Figure 3.Accuracy of LASSO and RR in within-cohort prediction computed using ‘related’, ‘unrelated’ and ‘all’ testing individuals (IBS threshold = 0.1) together with accuracy of the GWAMA-based polygenic score for the same individuals. The ‘related’ group (triangles) contains testing individuals with at least one nominal relative in the training data (IBS ≥ 0.1). The ‘unrelated’ group (squares) contains testing samples that are nominally unrelated to all the training samples. The ‘all’ group (circles) contains all the testing samples. y-axis: accuracy is measured using the Pearson's correlation coefficient between the predicted and true phenotype of the corresponding testing samples. x-axis: an increasing number of SNPs are given as input to the regression models (plotted in log-scale). The SNP selection is performed by GWAS pre-filtering using the training data in each case. Left: training, validation and testing are performed using samples from the Croatia dataset (nested cross-validation design). Right: training, validation and testing are performed using samples from the Orkney dataset (nested cross-validation design). Performance in the ‘related’ group is always better than that in the ‘unrelated’ group for LASSO and RR and this difference increases as we consider denser models. Performance of the GWAMA score is very similar in the ‘related’ and the ‘unrelated’ groups. The accuracies computed in ‘related’ and ‘unrelated’ groups based on a smaller IBS threshold (IBS threshold = 1/16) are given in Supplementary Material, Figure S8.

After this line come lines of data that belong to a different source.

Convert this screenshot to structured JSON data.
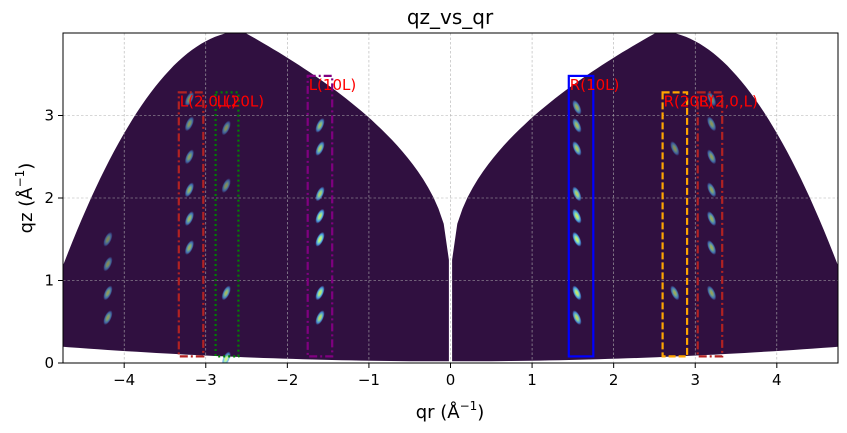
{
  "chart_data": {
    "type": "heatmap",
    "title": "qz_vs_qr",
    "xlabel": "qr (Å",
    "xlabel_sup": "−1",
    "xlabel_tail": ")",
    "ylabel": "qz (Å",
    "ylabel_sup": "−1",
    "ylabel_tail": ")",
    "xlim": [
      -4.75,
      4.75
    ],
    "ylim": [
      0,
      4.0
    ],
    "xticks": [
      -4,
      -3,
      -2,
      -1,
      0,
      1,
      2,
      3,
      4
    ],
    "xtick_labels": [
      "−4",
      "−3",
      "−2",
      "−1",
      "0",
      "1",
      "2",
      "3",
      "4"
    ],
    "yticks": [
      0,
      1,
      2,
      3
    ],
    "ytick_labels": [
      "0",
      "1",
      "2",
      "3"
    ],
    "grid": true,
    "colors": {
      "background": "#301040",
      "spot_mid": "#4a9ee8",
      "spot_high": "#9ff7a0",
      "spot_peak": "#f5e94a"
    },
    "rois": [
      {
        "label": "L(2,0,L)",
        "x": [
          -3.33,
          -3.03
        ],
        "y": [
          0.08,
          3.28
        ],
        "color": "#b22222",
        "style": "dashdot"
      },
      {
        "label": "L(20L)",
        "x": [
          -2.88,
          -2.6
        ],
        "y": [
          0.08,
          3.28
        ],
        "color": "#008000",
        "style": "dotted"
      },
      {
        "label": "L(10L)",
        "x": [
          -1.75,
          -1.45
        ],
        "y": [
          0.08,
          3.48
        ],
        "color": "#800080",
        "style": "dashdot"
      },
      {
        "label": "R(10L)",
        "x": [
          1.45,
          1.75
        ],
        "y": [
          0.08,
          3.48
        ],
        "color": "#0000ff",
        "style": "solid"
      },
      {
        "label": "R(20L)",
        "x": [
          2.6,
          2.9
        ],
        "y": [
          0.08,
          3.28
        ],
        "color": "#ffa500",
        "style": "dashed"
      },
      {
        "label": "R(2,0,L)",
        "x": [
          3.03,
          3.33
        ],
        "y": [
          0.08,
          3.28
        ],
        "color": "#b22222",
        "style": "dashdot"
      }
    ],
    "spots": [
      {
        "qr": 1.55,
        "qz": 0.55,
        "i": 0.8
      },
      {
        "qr": 1.55,
        "qz": 0.85,
        "i": 0.9
      },
      {
        "qr": 1.55,
        "qz": 1.5,
        "i": 0.95
      },
      {
        "qr": 1.55,
        "qz": 1.78,
        "i": 0.9
      },
      {
        "qr": 1.55,
        "qz": 2.05,
        "i": 0.75
      },
      {
        "qr": 1.55,
        "qz": 2.6,
        "i": 0.7
      },
      {
        "qr": 1.55,
        "qz": 2.88,
        "i": 0.6
      },
      {
        "qr": 1.55,
        "qz": 3.1,
        "i": 0.5
      },
      {
        "qr": -1.6,
        "qz": 0.55,
        "i": 0.8
      },
      {
        "qr": -1.6,
        "qz": 0.85,
        "i": 0.9
      },
      {
        "qr": -1.6,
        "qz": 1.5,
        "i": 0.95
      },
      {
        "qr": -1.6,
        "qz": 1.78,
        "i": 0.9
      },
      {
        "qr": -1.6,
        "qz": 2.05,
        "i": 0.75
      },
      {
        "qr": -1.6,
        "qz": 2.6,
        "i": 0.7
      },
      {
        "qr": -1.6,
        "qz": 2.88,
        "i": 0.6
      },
      {
        "qr": -2.75,
        "qz": 0.85,
        "i": 0.6
      },
      {
        "qr": -2.75,
        "qz": 0.05,
        "i": 0.7
      },
      {
        "qr": -2.75,
        "qz": 2.15,
        "i": 0.3
      },
      {
        "qr": -2.75,
        "qz": 2.85,
        "i": 0.3
      },
      {
        "qr": 2.75,
        "qz": 0.85,
        "i": 0.5
      },
      {
        "qr": 2.75,
        "qz": 2.6,
        "i": 0.3
      },
      {
        "qr": -3.2,
        "qz": 1.4,
        "i": 0.5
      },
      {
        "qr": -3.2,
        "qz": 1.75,
        "i": 0.55
      },
      {
        "qr": -3.2,
        "qz": 2.1,
        "i": 0.5
      },
      {
        "qr": -3.2,
        "qz": 2.5,
        "i": 0.4
      },
      {
        "qr": -3.2,
        "qz": 2.9,
        "i": 0.35
      },
      {
        "qr": -3.2,
        "qz": 3.2,
        "i": 0.3
      },
      {
        "qr": 3.2,
        "qz": 0.85,
        "i": 0.45
      },
      {
        "qr": 3.2,
        "qz": 1.4,
        "i": 0.5
      },
      {
        "qr": 3.2,
        "qz": 1.75,
        "i": 0.5
      },
      {
        "qr": 3.2,
        "qz": 2.1,
        "i": 0.45
      },
      {
        "qr": 3.2,
        "qz": 2.5,
        "i": 0.4
      },
      {
        "qr": 3.2,
        "qz": 2.9,
        "i": 0.35
      },
      {
        "qr": 3.2,
        "qz": 3.2,
        "i": 0.3
      },
      {
        "qr": -4.2,
        "qz": 0.55,
        "i": 0.4
      },
      {
        "qr": -4.2,
        "qz": 0.85,
        "i": 0.4
      },
      {
        "qr": -4.2,
        "qz": 1.2,
        "i": 0.3
      },
      {
        "qr": -4.2,
        "qz": 1.5,
        "i": 0.25
      }
    ]
  }
}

Figure 4.Accuracy of the optimal penalized regression model, the GWAMA-based polygenic score and the meta-model combining the two. y-axis: accuracy is measured using the Pearson's correlation coefficient between the predicted and true phenotype of the testing samples (nested cross-validation design for best penalized regression model, doubly nested cross-validation design for the meta-model). The error bar corresponds to the 95% Confidence Interval (upper CI). abc: denotes statistical significance from a one-tailed paired z-test comparing model performance. Superscript a denotes that a model is not statistically different to the first bar of the group, while superscript b denotes that a model is not statistically different to the second bar of the group. The type of shrinkage and number of input SNPs for the optimal penalized regression model in each case are given in Table 3.
Type of shrinkage and number of input SNPs for the optimal penalized regression model in within-cohort prediction
| Height Croatia | BMI Croatia | HDL Croatia | Height Orkney | BMI Orkney | HDL Orkney | |
|---|---|---|---|---|---|---|
| Type of shrinkage | Ridge | Ridge | Ridge | Ridge | Ridge | Elastic Net |
| Number of input SNPs | 100 000 | 1000 | 25 000 | 25 000 | 200 000 | 100 000 |
MAFs of the three SNPs retained in the LASSO model with the highest accuracy in across-cohort prediction of HDL
| Rsid | MAF in Orkney | MAF in Croatia |
|---|---|---|
| rs3764261 | 0.3909 | 0.3138 |
| rs1532624 | 0.4922 | 0.4099 |
| rs7499892 | 0.2292 | 0.1631 |
The three SNPs have a higher minor allele frequency (MAF) in Orkney compared with Croatia and thus we expect that more phenotypic variance will be explained by these three SNPs in Orkney.